My daughter is getting married next June . The wedding planner , my wife, thought it would be a good idea and something different to use my bowls along with some flower arrangement by a florist as a centerpiece for each of the tables for the wedding guests.

Now I am drafted to make bowls. At first I am told to just make these bowls out of any old wood I have around and no uncertain size. That didn't work out at all for the first few prototypes. The first ones were either too small, too big, wrong shape or the wood wasn't colorful enough. We finally got it worked out for the right size and shape and to have more dark colored wood than light colored wood. The florist also liked the first good bowl and was eager to make the arrangement with the flowers.

Now the stage is set to make the rest of the bowls along with a dough, trencher, style bowl with flowers for the bride's table. I was about to get a good education in keeping lathe tools sharp, making reproductions, sanding and finishing.

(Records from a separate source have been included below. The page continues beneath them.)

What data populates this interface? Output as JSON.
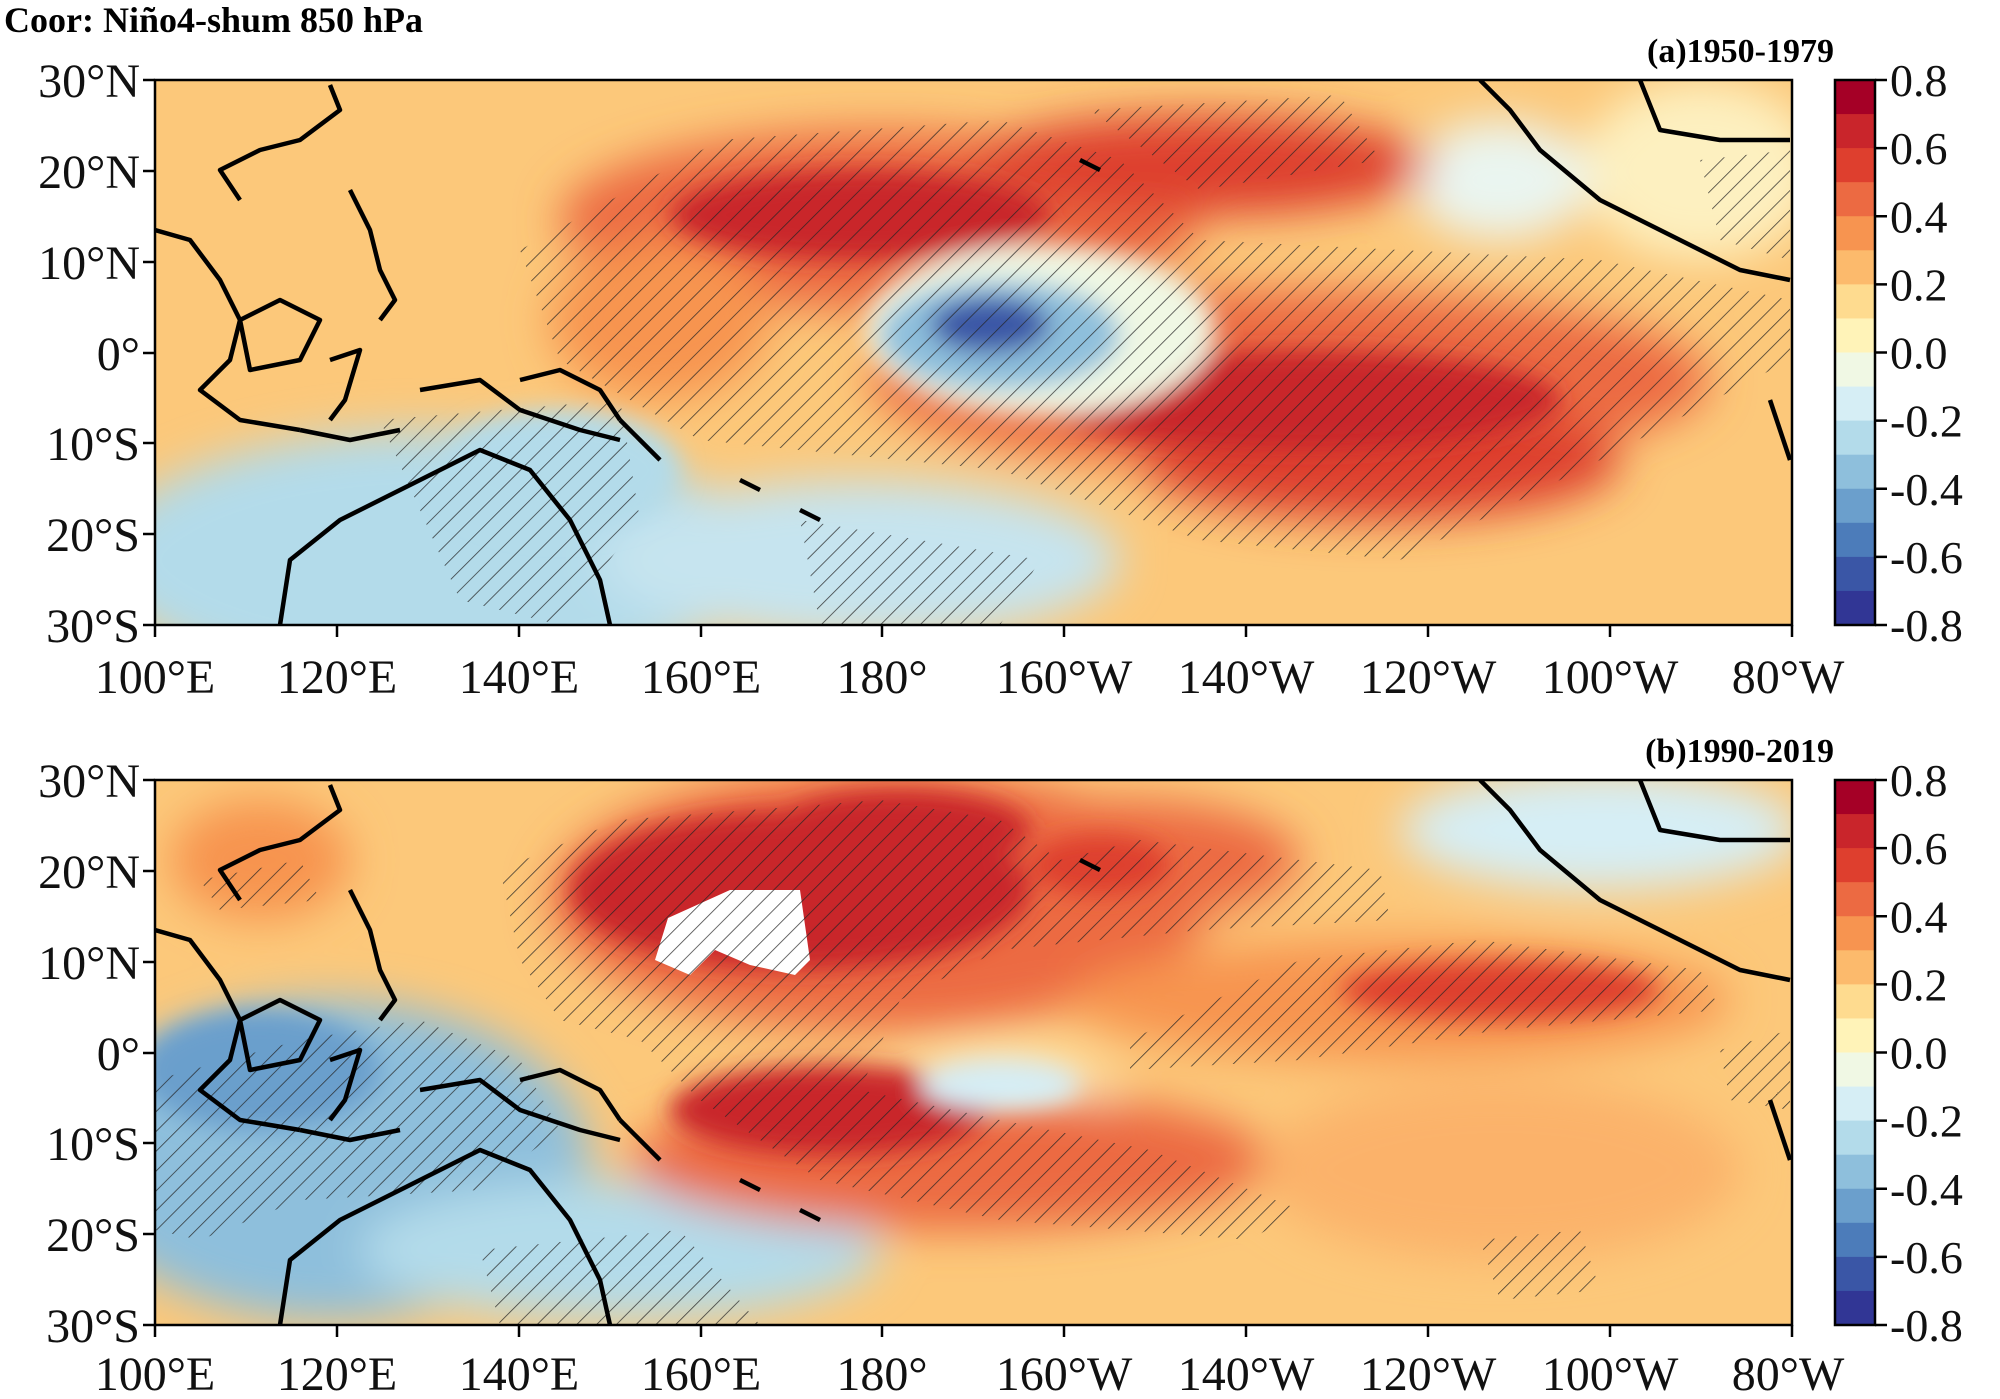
{
  "figure_title": "Coor: Niño4-shum 850 hPa",
  "panels": [
    {
      "label": "(a)1950-1979"
    },
    {
      "label": "(b)1990-2019"
    }
  ],
  "lat_ticks": [
    "30°N",
    "20°N",
    "10°N",
    "0°",
    "10°S",
    "20°S",
    "30°S"
  ],
  "lon_ticks": [
    "100°E",
    "120°E",
    "140°E",
    "160°E",
    "180°",
    "160°W",
    "140°W",
    "120°W",
    "100°W",
    "80°W"
  ],
  "colorbar": {
    "labels": [
      "0.8",
      "0.6",
      "0.4",
      "0.2",
      "0.0",
      "-0.2",
      "-0.4",
      "-0.6",
      "-0.8"
    ],
    "colors": [
      "#a50026",
      "#c9252b",
      "#de3f2e",
      "#ec6a42",
      "#f79450",
      "#fcba6c",
      "#fedb8f",
      "#fff3b8",
      "#f0f8e4",
      "#d6eef5",
      "#b3dbea",
      "#8ebfdc",
      "#6b9fcc",
      "#4c7cba",
      "#3a56a6",
      "#313695"
    ]
  }
}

The highlight of this wood working project was doing the big center piece dough bowl made out of walnut. I had been saving some walnut for special projects and this qualified as one. I literally had to shape it from a thick blank cut with a chainsaw and planed the blank to the right thickness. Using a template from a serving tray, I then started to shape the bowl with my angle grinder with one of those Arbotech cutting attachments to carve out the middle and shape the sides, then followed by a flap wheel sander along with finishing sanders and finally finishing it teak oil, beeswax finish and lacquer. I stated to get some small cracking in the end grain but the final coat of lacquer stopped that, so far so good after a month. I never put so much time and effort into a chunk of wood but I think it came out pretty good, my wife and daughter like it and of course the florist who wants one also.

I put in a pic of another style of dough bowl made from a piece of spaulted elm. This was of course was a proto type so both my wife and I were on the same page when it came to how the brides table walnut bowl should look. From this one elm bowl we made the necessary changes to how the walnut bowl should look.


----------



## Quietfly (Dec 4, 2016)

Great looking stuff!


----------



## Ax-man (Dec 4, 2016)

Thanks, I try. What irks me is the bowls are going to have flowers in the middle covering up the inside of the bowl. To me that is the best part of a bowl showing off the inner beauty of wood. Also , my wife is going to have some sort of raffle going as part of the games to give away the bowls to a certain person sitting at the table with the lucky number.

It doesn't matter, as long as my daughter is happy because it will be her day and if I can make it a little special by doing this for her it is worth all the time and effort.

As a side note, good luck on your new venture, chainsaw milling. The only reason I am mentioning this is because I was in your shoes some 6 to 8 years ago and got bitten by the milling bug and have been poking around the milling forum lately because in addition to the bowls another side project for this wedding is a mini wishing well made out of Red Cedar wood for the cards. I can't offer any more advice than what you have already gotten except get the biggest saw you can afford , preferably the pro model saws because that chainsaw milling is rough on a saw.


----------



## Quietfly (Dec 4, 2016)

That's what dad's are for to make our little girls lifes as good as we can. 
even if it means holding them the entire game and having to wait 3 hours to take a piss...


----------



## Ax-man (Dec 4, 2016)

Cool, been there and done that . I have to admit that was a long time ago for me.


----------



## Ax-man (Mar 19, 2017)

The florist sent a picture of the bowl(s) with the flowers . Like I said it is a shame to cover up a bowl like this but my daughter likes it and that is what counts.


----------



## Ax-man (Jun 24, 2017)

I know most here don't care for this kind of stuff but the wedding was last weekend. The bowls were a big hit for the people who won them in the raffle or lottery my wife set-up. Some of the women were actually upset they didn't win and asked if I could make one for them . Being the good guy I am ,I said I would if they pestered me enough  Anyway , here is a photo of one of the tables with the bowl and flowers as a centerpiece.


----------